If someone were to gather the six-hundred-plus surviving sixteenth-century copies together for a grand reunion in a great exhibition hall, the books would not resemble one another much at all, despite their shared title and text. Because books printed in the sixteenth century were generally sold unbound, each copy is distinguished by its owner’s choice of binding, from expensive calf to cheaper varieties of sheepskin—most often in white, but also black, red, bright red, brown, tan, slate, gray, green, yellow, and orange—laid over boards of oak or cardboard, and stamped with initials or coats of arms in gold, or scenes from the Bible, or saints, or medallions of Martin Luther and Philip Melanchthon.

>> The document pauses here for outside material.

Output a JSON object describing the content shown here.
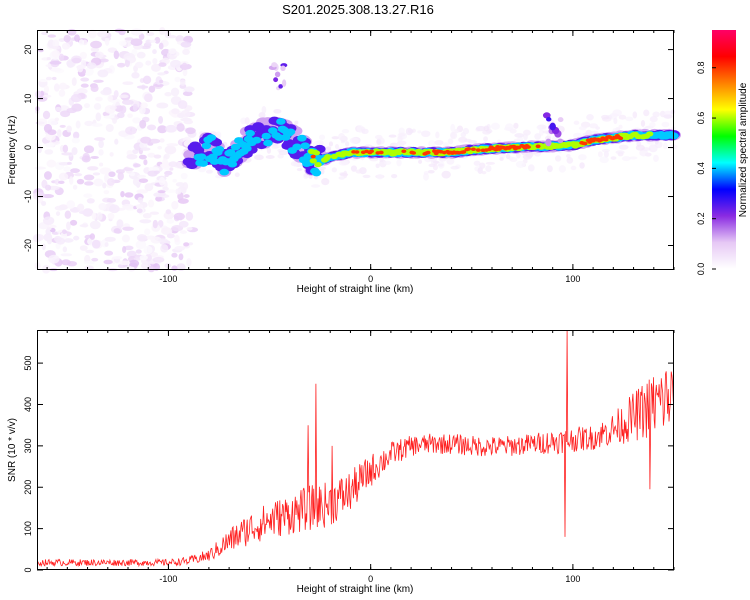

Many such covers once shut tight with ornately carved clasps, or with leather or colored silk ties dyed to match the speckled edges of the pages and complementing some hue in the marbled endpapers. Even its earliest owners considered On the Revolutions a big, important book, well worth some trouble and expense. As Gingerich discovered from the prices noted in a few copies, scholars paid as much as seventeen groschen for it in Wittenberg and Stockholm, roughly double the cost of a university semester’s matriculation fee.